The present invention relates to a microwave switch suited to a communications apparatus and operable in a microwave band or a millimeter-wave band and, more particularly, to a microwave switch with mechanical contacts which cuts down power consumption and heat generation and operates with desirable reliability and a minimal switching time.
Among switches applicable to the microwave band, those which are much in demand and of prime importance are the switches adapted to select either a regular equipment or a protection equipment at a communications station. Switches for such an application are required to feature small loss and high isolation between non-connected terminals and, for this reason, mostly comprise switches having mechanical contacts instead of those using semiconductive switching elements. As generally accepted, the microwave band covers frequencies from 1 GHz to over 10 GHz, while frequencies higher than 18 GHz are usually referred to as a quisemillimeter-wave or millimeter-wave band. What is requied of those switches which are designed for high frequency applications is that they entail a minimum of discontinuity in the signal transmission path and, hence, their freedom in regard to the contact structure is limited.

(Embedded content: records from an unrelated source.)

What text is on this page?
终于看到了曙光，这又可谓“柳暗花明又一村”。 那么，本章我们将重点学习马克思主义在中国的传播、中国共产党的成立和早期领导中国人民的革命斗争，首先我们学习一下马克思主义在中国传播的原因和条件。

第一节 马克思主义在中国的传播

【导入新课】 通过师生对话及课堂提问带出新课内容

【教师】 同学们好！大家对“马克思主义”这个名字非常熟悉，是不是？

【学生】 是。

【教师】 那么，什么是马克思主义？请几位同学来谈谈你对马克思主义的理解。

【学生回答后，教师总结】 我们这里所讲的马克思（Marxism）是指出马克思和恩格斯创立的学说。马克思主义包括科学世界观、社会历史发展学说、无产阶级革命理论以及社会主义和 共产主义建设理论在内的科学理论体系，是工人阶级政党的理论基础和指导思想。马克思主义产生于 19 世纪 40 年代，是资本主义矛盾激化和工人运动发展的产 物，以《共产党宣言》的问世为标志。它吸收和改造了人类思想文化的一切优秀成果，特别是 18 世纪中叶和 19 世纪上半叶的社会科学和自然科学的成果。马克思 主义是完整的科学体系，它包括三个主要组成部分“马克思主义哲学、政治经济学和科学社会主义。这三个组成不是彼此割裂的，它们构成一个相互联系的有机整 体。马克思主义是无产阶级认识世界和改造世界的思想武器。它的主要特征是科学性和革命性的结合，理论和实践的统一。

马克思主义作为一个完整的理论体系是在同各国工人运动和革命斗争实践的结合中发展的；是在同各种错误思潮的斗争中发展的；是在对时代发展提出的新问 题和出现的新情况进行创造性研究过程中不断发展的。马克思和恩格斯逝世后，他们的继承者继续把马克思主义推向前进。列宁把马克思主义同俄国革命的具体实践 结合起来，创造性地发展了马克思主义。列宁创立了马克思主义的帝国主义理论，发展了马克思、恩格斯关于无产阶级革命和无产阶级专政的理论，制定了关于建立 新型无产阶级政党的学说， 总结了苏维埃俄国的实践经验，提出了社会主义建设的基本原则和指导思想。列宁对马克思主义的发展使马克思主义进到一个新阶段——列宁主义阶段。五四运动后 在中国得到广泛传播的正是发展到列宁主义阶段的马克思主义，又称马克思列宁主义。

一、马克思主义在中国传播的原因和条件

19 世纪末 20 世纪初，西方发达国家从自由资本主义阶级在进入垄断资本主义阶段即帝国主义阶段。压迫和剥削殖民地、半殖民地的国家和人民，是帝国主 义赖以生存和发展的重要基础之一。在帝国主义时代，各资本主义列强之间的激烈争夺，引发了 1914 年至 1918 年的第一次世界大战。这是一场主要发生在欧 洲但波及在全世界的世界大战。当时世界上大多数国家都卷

Traditionally, the mechanical contacts of such microwave switches were driven by electromagnetic actuators. An electromagnetic actuator is an electromechanical energy transducer which is called a solenoid and has long been used to show acceptable performance and reliability. Today, however, electromagnetic actuators cannot meet the state-of-the-art demands, particularly the ever increasing demands for small-size configuration and low power consumption in communications apparatus art as well as for a shorter switching time which is concomitant with the increasing trend toward digital communications.
Specifically, the problem with electromagnetic actuators is the power consumption and heat generation due to copper or ohmic losses of their windings. This problem has almost no chance to be provided with a solution. Although power consumption may be cut down by using a winding having a relatively large diameter, such an approach would result in slower switching and, in addition, a more bulky configuration which is contradictory to the demand for reduction in size. Another possible approach for power saving is reducing the amount of motion of a movable part of the actuator (hereinafter refered to as an armature). However, such would translate into a decrease in contact gap and, thereby, a decrease in isolation beyond a required one. Further, while reducing the force exerted by the actuator may lead to a decrease in power consumption, it would bring about shortage in contact pressure which in turn would limit the reliability of operation.
Another factor which limits the applicable range of a microwave switch used with an electromagnetic actuator is the switching speed. The switching speed cannot be enhanced beyond a certain limit partly because the electric time constant is large due to the use of a winding having a substantial inductance, and partly because the mechanical time constant is also large due to the use of an armature made of a magnetic material which has a large mass and inertia moment, and a relatively weak spring. In parallel with the recent transition of the communications principle from analog to digital, the switching time of microwave switches have come to be discussed as a critical problem. In digital communications, omission of signals due to switching is apt to occur and, in this respect, the switches should operate as fast as possible. Switches of the kind using PIN diodes and other semiconductors, although operable at high speeds, involve great insertion losses and low isolations and are, in many cases, unusable.